— Я знаю, что думаете об этом вы, — сказал, улыбаясь, патер Браун, — что ж, ваши мысли совершенно логичны. Перед нами Водрей с какой-то некрасивой историей в прошлом, таинственный незнакомец, преследующий его и вымогающий все, что только пожелает. Попросту говоря, вы думаете, что Дэлмон шантажист.
— Да, — сказал Смит, — это так, хотя я и не имею права так думать.
— Ну, мне нужно будет пойти побеседовать с доктором Эбботом, — сказал патер Браун после непродолжительного размышления.
Неизвестно, состоялась ли беседа между доктором Эбботом и патером Брауном, но, когда последний вышел из дома часа через два, с ним была Сибилла Рэй, бледная девушка с рыжеватыми волосами и тонким нежным профилем. Все сказанное Смитом о ее трепетной прямоте становилось понятным с одного взгляда на Сибиллу.
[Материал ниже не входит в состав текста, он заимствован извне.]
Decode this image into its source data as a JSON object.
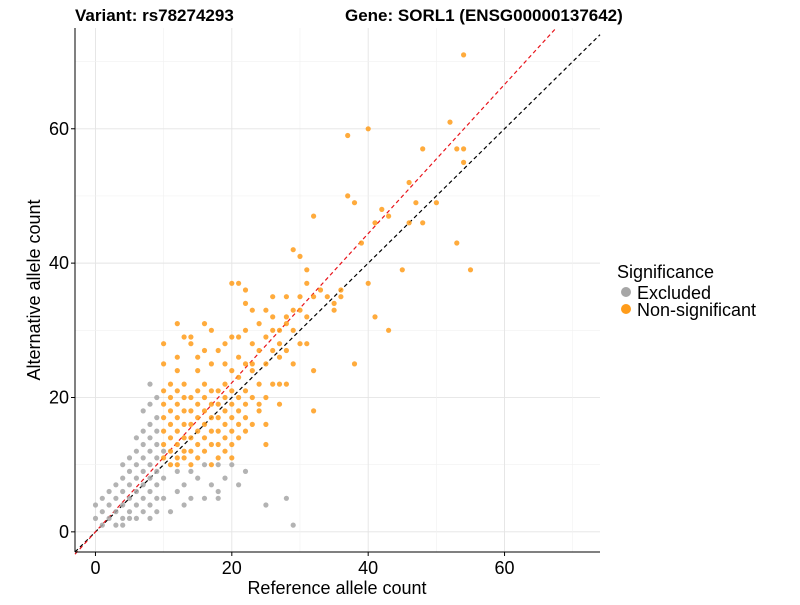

Только ее робость могла стать такой смелой во имя совести.
Смит подошел к ним. Некоторое время все трое разговаривали на лужайке. День, прелесть которого можно было угадать с самого восхода солнца, теперь ослепительно сиял и сверкал. Но патер Браун с черным зонтиком и в черной широкополой, шляпе был, казалось, застегнут на все пуговицы как бы в ожидании бури. Но, быть может, это была лишь привычка, а может быть, речь шла о какой-нибудь другой буре?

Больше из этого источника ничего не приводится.